Suppose a double income family is planning to start a family in a little over three years. They could regularly invest in a debt mutual fund every month through the systematic investment plans (SIP) facility with the female spouse contributing more or all for this financial need. When the break is taken, she could dip into the savings for regular monthly income through a systematic withdrawal plan (SWP) facility which can provide regular income that’s more tax efficient than interest income. In case of such career breaks, women also need to ensure that they are free of financial obligations such as loan EMIs or they can be managed during the period. Also, the financial planning needs to ensure that essential contributions to retirement savings and insurance premiums continue. For double income families, all this can be easily achieved, if the family expenses get covered by the lower of the two incomes.
Make Ms Money: Work Numerous work life disruptions besides pay disparities based on gender often forces many women to invest lower risk, lower reward investments like fixed deposits (FD). In the long term, the money typically doesn’t grow ahead of inflation i.e. the purchasing power of women’s savings typically declines. For instance, in 2010, State Bank of India FD rate for a period of 1-2 years was 7.75% p.a. Since, the annual inflation in the last decade has been about 7%, the growth of the money after taxation would be negative. So, what is the way out?

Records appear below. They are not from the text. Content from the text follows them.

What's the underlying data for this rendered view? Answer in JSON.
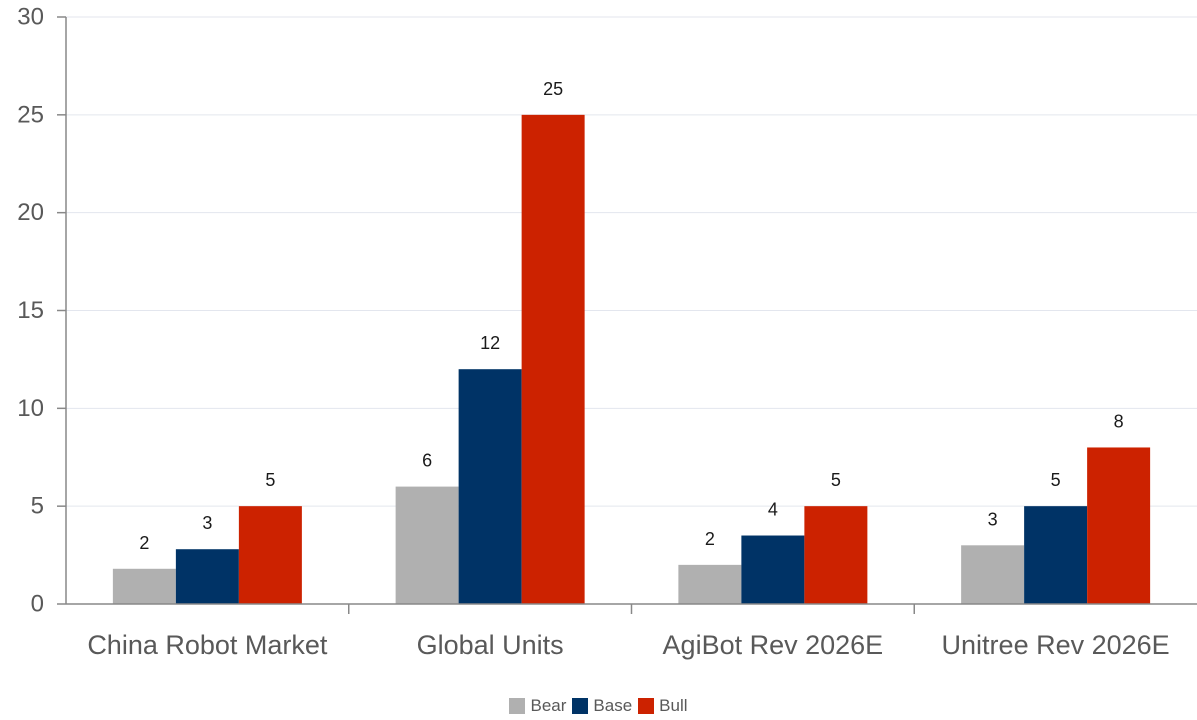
{
  "chart_data": {
    "type": "bar",
    "categories": [
      "China Robot Market",
      "Global Units",
      "AgiBot Rev 2026E",
      "Unitree Rev 2026E"
    ],
    "series": [
      {
        "name": "Bear",
        "color": "#b0b0b0",
        "values": [
          1.8,
          6,
          2,
          3
        ],
        "labels": [
          "2",
          "6",
          "2",
          "3"
        ]
      },
      {
        "name": "Base",
        "color": "#003366",
        "values": [
          2.8,
          12,
          3.5,
          5
        ],
        "labels": [
          "3",
          "12",
          "4",
          "5"
        ]
      },
      {
        "name": "Bull",
        "color": "#cc2200",
        "values": [
          5,
          25,
          5,
          8
        ],
        "labels": [
          "5",
          "25",
          "5",
          "8"
        ]
      }
    ],
    "ylim": [
      0,
      30
    ],
    "yticks": [
      0,
      5,
      10,
      15,
      20,
      25,
      30
    ],
    "grid": true,
    "legend_position": "bottom-center"
  }
}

The first step is to earmark a part of the savings for needs that will arise after 8-10 years or more. Next, invest this money in investments that invest a small or a large part in equities. But why invest in higher risk equity investments, say, equity-oriented or equity mutual funds? The answer is that over 8-10 years or more, equity and equity-oriented investments are more rewarding than alternatives. Of course, the key is to stay invested for a period this long. To action this approach, women can invest in hybrid and solution-oriented mutual fund schemes such as those focussed on children’s higher education or retirement. They are at lower risk compared to pure equity mutual funds and may be a good starting point. Regular investments can be done through SIPs.
For pure equity investments, a good starting point could be index funds or exchange traded fund (ETF) with investments of commissions, bonus, interests and refunds made to begin with, followed by a part of regular savings derived from regular pay. The same approach can be followed for those preferring life insurance-cum-investment plans like unit linked insurance plans (ULIPs), offered by life insurance companies.
Managing the unexpected: Whether it is the loss of spouse due to demise or the event of a divorce, women who actively contribute to the financial planning of their own and their family’s financial future are unlikely to see their financial progress get significantly impacted for long. However, it is important that apart from adequate health insurance coverage, there needs to be financial protection from adequate life insurance coverage. In many cases, especially when the male spouse is self-employed and has financial obligations, the life insurance policy is assigned to the wife under “Marriage Women Property” (MWP Act) provision so that the life insurance money can’t be claimed by anyone else. This brings us to the larger topic of estate planning through a Will which ensures that even after the demise of the spouse, the woman continues to get access to family’s savings and assets like home.
“You have come a long way, Baby!” went the lines of a famous American advertisement that became an icon of feminism. Despite the outstanding progress made by Indian women in different areas, a greater role for financial planning is yet to strike roots in their lives. This concise guide will provide a helping hand. Hopefully, achieving the goal of financial empowerment is not that far off.